Let’s take everything from “Software 2.0”, and implement “adaptability”. The system’s design, interface, and functionality would change over time as the user’s behavior and needs change. The system could stitch together components of various external services as needed, and present them in an interface that the user loves. This would be actual adaptive personal software. How cool!
How do we do it?
“Software 2.0” is on its way. Dropsource currently occupies a “Software 1.5” space. We “extract” functionality from other services through the use of SDKs and APIs. You can stitch together components from various services to develop your own, custom mobile application. You design and tailor the app exactly to your liking, and it interfaces with the other services you define. Dropsource provides a lot of control and customization, so it plays quite nicely into the notion of personalized software.
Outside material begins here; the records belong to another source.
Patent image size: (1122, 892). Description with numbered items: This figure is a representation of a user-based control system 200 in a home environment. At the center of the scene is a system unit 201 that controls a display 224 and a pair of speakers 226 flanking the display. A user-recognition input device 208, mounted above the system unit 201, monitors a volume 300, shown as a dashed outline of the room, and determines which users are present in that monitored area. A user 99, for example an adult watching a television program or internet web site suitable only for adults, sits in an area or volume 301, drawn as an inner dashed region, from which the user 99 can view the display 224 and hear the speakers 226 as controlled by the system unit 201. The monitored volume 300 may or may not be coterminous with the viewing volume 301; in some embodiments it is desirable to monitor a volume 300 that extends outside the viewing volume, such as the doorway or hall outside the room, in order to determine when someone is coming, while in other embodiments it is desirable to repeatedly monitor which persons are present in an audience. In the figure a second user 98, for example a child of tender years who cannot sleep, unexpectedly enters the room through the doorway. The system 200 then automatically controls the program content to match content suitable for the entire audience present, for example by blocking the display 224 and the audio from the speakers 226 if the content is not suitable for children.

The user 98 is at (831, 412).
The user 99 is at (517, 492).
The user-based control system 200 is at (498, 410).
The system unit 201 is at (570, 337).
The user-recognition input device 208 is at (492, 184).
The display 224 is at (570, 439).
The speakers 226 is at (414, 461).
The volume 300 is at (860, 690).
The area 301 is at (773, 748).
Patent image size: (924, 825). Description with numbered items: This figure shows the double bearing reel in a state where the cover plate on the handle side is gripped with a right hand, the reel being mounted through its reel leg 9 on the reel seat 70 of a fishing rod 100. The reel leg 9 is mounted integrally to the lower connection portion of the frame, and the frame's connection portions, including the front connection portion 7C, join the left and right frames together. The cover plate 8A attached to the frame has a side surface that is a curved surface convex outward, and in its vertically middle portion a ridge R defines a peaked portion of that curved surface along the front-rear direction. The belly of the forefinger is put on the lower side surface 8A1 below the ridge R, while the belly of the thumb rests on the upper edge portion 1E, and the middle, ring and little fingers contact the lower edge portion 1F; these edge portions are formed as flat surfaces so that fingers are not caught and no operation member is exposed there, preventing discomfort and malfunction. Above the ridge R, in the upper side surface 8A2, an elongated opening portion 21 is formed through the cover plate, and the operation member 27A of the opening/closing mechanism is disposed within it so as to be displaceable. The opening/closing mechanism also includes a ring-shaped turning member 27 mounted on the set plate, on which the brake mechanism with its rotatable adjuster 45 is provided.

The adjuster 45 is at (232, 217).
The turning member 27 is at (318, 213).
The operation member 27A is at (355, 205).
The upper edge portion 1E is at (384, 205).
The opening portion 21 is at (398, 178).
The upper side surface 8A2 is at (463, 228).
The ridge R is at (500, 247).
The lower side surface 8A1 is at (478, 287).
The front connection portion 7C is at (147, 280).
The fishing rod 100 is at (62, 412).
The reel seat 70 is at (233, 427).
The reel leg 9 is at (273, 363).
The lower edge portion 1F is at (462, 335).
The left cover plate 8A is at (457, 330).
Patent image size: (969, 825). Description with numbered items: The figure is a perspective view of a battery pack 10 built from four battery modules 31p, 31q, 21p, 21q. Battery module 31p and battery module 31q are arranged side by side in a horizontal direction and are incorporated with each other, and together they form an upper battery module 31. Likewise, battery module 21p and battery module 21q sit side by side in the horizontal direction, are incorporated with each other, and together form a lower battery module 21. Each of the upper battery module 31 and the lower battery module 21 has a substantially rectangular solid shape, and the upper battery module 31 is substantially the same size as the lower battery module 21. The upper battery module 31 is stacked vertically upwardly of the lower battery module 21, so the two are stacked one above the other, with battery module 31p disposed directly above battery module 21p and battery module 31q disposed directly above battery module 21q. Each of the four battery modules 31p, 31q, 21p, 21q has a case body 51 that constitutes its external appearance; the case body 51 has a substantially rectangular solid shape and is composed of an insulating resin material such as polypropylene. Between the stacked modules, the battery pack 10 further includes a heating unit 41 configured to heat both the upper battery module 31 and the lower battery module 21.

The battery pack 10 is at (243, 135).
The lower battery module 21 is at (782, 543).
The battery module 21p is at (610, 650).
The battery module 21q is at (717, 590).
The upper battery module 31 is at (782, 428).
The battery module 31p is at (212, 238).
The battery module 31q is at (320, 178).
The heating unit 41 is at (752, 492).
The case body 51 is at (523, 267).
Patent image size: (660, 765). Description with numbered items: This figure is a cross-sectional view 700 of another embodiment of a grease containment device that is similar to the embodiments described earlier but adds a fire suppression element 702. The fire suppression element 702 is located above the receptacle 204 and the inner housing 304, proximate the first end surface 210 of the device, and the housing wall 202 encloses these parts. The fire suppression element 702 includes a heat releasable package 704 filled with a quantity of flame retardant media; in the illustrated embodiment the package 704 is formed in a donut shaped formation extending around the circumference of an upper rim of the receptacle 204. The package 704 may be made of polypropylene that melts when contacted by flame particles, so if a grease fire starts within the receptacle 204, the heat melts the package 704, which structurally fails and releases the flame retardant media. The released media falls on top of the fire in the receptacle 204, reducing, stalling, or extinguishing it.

Getting to “Software 2.0” would involve applying a product like Dropsource to an entire operating system (OS), as opposed to the development of individual applications which run on a mobile OS. In this form, the Dropsource editor would become integrated directly into the OS, providing all of the drag-and-drop functionality you’d expect, but on a much larger canvas. Once you’re satisfied with the changes, they would be instantly applied to your computer.
Reaching “Software 3.0” will prove to be a difficult task at best. Although those big tech companies out there collect an unfathomable quantity of data every second of every day, applying that data is the hard part. We’ve got really cool machine learning algorithms that can accomplish some unbelievable tasks, but despite all the media hype, we software engineers are not quite as advanced as we may think.
There’s still a long way to go before “artificial intelligence” lives up to what we see on TV. But once we’re far enough along, we could train machines to use Dropsource like a normal person would. It’s not going to happen overnight, but I bet we’ll start to see some bits and pieces of adaptive software in the next decade or two. And I can’t wait!